"Oh iya, maaf," ucapnya, "aku ulangi saja," tambahnya yang kemudian mengepalkan tangannya seperti ingin menonjok.

"Iya, Bang, silakan," kataku.

"Jujur saja! Wajahmu ingin aku tonjok?" katanya mengulangi gertakannya.

"Jangan! Aku bisa menjelaskannya," kataku memohon.

"Ikuti aku! Kita ngobrol di Kafe Hujan, aku bayarin," katanya yang segera melepaskan tangannya dari lenganku.

"Makasih Kakanda," jawabku, "maksudku Bang!" ucapku mengoreksi.

Hana melihatku seperti khawatir. Dia segera memakai helm yang diberikan Bang Haris. Aku menuju motorku dan mereka berdua berboncengan. Aku disuruh untuk mengikuti mereka, Bang Haris bilang, dia antar Hana dulu, lalu baru kami ke Kafe Hujan.

Melihat Hana memeluk Bang Haris dari belakang di motornya itu membuatku panas. Aku tidak cemburu, walau aku juga harus menjelaskan kejadian tadi pada Bang Haris. Akan tetapi, aku bingung kenapa dia mau mengobrol denganku? Kenapa dia membawaku ke Kafe Hujan? Kenapa dia mau mentraktirku? Apa yang akan dia bicarakan?

Di Kafe Hujan, tempat yang romantis itu. Aku dan Bang Haris duduk di kursi di meja yang paling pojok. Dia mengeluarkan buku catatannya, sedangkan aku bingung mau mengatakan apa, tetapi aku mencoba memberanikan diriku.

"Bang, tadi itu aku cuma mau membersihkan kotoran di punggung Hana," jelasku.

"Adindaku sudah menjelaskannya tadi," jawabnya.

"Maaf Bang, aku mengganggunya lagi," kataku menunduk.

"Nama?" tanya dia.

"Lana Anggarda Praja," jawabku bingung.

"Tempat, tanggal lahir?"

"Bogor, 29 Februari 1998," jawabnya.

"Sekarang 2015, jadi kamu tidak ulang tahun, ya?" tanya Bang Haris yang kemudian aku jawab dengan anggukan. "Tahun depan, tenang saja."

"Iya, Bang!
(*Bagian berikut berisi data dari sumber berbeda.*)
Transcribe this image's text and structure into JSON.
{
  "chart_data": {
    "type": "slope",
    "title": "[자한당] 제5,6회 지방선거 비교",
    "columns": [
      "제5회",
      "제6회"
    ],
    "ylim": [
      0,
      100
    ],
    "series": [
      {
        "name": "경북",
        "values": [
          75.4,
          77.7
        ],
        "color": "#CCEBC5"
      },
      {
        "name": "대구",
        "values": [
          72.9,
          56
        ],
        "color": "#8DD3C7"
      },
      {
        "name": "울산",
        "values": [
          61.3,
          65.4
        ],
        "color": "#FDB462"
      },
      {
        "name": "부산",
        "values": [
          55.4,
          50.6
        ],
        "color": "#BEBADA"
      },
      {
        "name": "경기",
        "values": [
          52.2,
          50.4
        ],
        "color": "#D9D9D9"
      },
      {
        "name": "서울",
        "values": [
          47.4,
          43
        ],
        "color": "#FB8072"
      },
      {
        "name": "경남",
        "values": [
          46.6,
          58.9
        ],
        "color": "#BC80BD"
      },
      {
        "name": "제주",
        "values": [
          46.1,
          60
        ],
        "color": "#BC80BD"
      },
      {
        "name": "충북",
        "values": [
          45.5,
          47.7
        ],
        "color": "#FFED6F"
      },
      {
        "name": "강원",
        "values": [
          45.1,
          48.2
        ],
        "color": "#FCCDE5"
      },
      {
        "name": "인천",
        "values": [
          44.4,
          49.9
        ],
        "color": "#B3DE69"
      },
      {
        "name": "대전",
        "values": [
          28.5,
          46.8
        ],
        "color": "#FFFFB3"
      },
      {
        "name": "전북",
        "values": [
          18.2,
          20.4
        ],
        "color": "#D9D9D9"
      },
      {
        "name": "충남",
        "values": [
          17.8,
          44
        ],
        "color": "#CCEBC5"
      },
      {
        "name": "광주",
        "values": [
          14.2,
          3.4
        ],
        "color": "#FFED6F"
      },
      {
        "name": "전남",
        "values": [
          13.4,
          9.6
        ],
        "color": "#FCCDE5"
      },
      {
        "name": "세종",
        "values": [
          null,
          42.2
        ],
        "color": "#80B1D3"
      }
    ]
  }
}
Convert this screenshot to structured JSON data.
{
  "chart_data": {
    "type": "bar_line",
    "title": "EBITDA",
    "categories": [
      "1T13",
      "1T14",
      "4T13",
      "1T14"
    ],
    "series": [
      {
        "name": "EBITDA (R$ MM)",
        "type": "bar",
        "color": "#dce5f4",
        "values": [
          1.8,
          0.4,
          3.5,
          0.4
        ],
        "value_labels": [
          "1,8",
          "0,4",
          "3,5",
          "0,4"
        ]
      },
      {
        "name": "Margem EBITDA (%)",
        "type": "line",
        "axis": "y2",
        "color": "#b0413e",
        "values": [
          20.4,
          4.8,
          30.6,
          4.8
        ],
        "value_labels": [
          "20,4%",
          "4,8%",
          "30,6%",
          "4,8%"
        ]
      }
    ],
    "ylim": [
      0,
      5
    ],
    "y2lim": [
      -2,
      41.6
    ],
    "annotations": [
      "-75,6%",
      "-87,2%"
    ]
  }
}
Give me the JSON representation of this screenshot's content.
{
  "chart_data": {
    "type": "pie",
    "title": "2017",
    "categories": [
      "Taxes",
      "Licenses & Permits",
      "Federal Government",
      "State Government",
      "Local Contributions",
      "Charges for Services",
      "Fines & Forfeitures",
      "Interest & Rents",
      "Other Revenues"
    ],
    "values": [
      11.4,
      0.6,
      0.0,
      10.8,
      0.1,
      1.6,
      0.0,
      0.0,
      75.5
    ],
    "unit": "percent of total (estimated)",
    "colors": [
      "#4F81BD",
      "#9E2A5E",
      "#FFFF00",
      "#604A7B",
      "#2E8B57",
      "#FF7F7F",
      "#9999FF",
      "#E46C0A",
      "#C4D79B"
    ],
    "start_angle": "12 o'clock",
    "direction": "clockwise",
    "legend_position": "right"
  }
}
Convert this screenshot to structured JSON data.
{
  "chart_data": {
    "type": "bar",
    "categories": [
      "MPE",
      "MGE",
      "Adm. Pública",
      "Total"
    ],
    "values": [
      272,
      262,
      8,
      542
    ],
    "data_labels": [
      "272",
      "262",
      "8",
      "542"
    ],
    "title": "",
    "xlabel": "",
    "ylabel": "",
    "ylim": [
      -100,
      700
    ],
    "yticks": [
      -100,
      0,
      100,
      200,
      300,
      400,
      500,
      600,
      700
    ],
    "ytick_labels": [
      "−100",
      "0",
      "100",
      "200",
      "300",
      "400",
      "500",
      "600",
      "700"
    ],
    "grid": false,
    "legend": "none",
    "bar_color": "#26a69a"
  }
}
Tahun depan," jawabku menahan tawa.

"Kenapa?" tanya dia.

"Tahun 1998 kan bukan tahun kabisat, aku lahir tanggal 28," kataku tertawa. "Bang Haris kurang fokus nih!"

"Astaga!" Dia menepuk dahinya. "Jadi, sejak kapan kamu suka dengan adikku?" tanya Bang haris.

Aku mengangkat kepalaku. Aku bingung, tetapi segera tersenyum lebar mengetahui fakta bahwa Bang Haris adalah kakaknya Hana. Jadi, selama ini aku hanya cemburu buta. Pantas saja mereka mirip, sama-sama punya fisik yang high class.

"Sejak dia mengambil alih kapasitas berpikir otakku," jawabku serasa semangat.

"Kapan itu?" tanya dia lagi sembari menulis.

"Dua minggu yang lalu kalau tidak salah," kataku mencoba mengingat.

"Apa yang kamu suka darinya?" tanya dia lagi.

"Aku tidak munafik, dia cantik," kataku. "Hanya orang yang merasa jelek yang menganggap orang tidak boleh suka orang karena fisiknya," tambahku.

"Bukan begitu, orang yang sadar dirinya tidak cantik secara fisik, pasti akan mencoba menarik dengan hal lain tanpa harus mempermasalahkan kodrat bahwa pria suka wanita cantik secara fisik. Kalau dia iri dengan kecantikan orang lain dia akan mengatakan bahwa kecantikan dalam yang nomor satu sehingga mereka mencemooh wanita yang cantik dari luar saja, dengan cemoohan mereka itu, mereka pun jadi tidak cantik luar dan dalam," jelas Bang Haris.

"Menurutku kecantikan dalam seorang wanita itu ada di level lebih tinggi, maksudku tidak semua orang bisa langsung tahu kalau dia benar-benar cantik dari dalam. Perlu pendekatan lebih dari hanya sekedar penglihatan," ucapku berpendapat.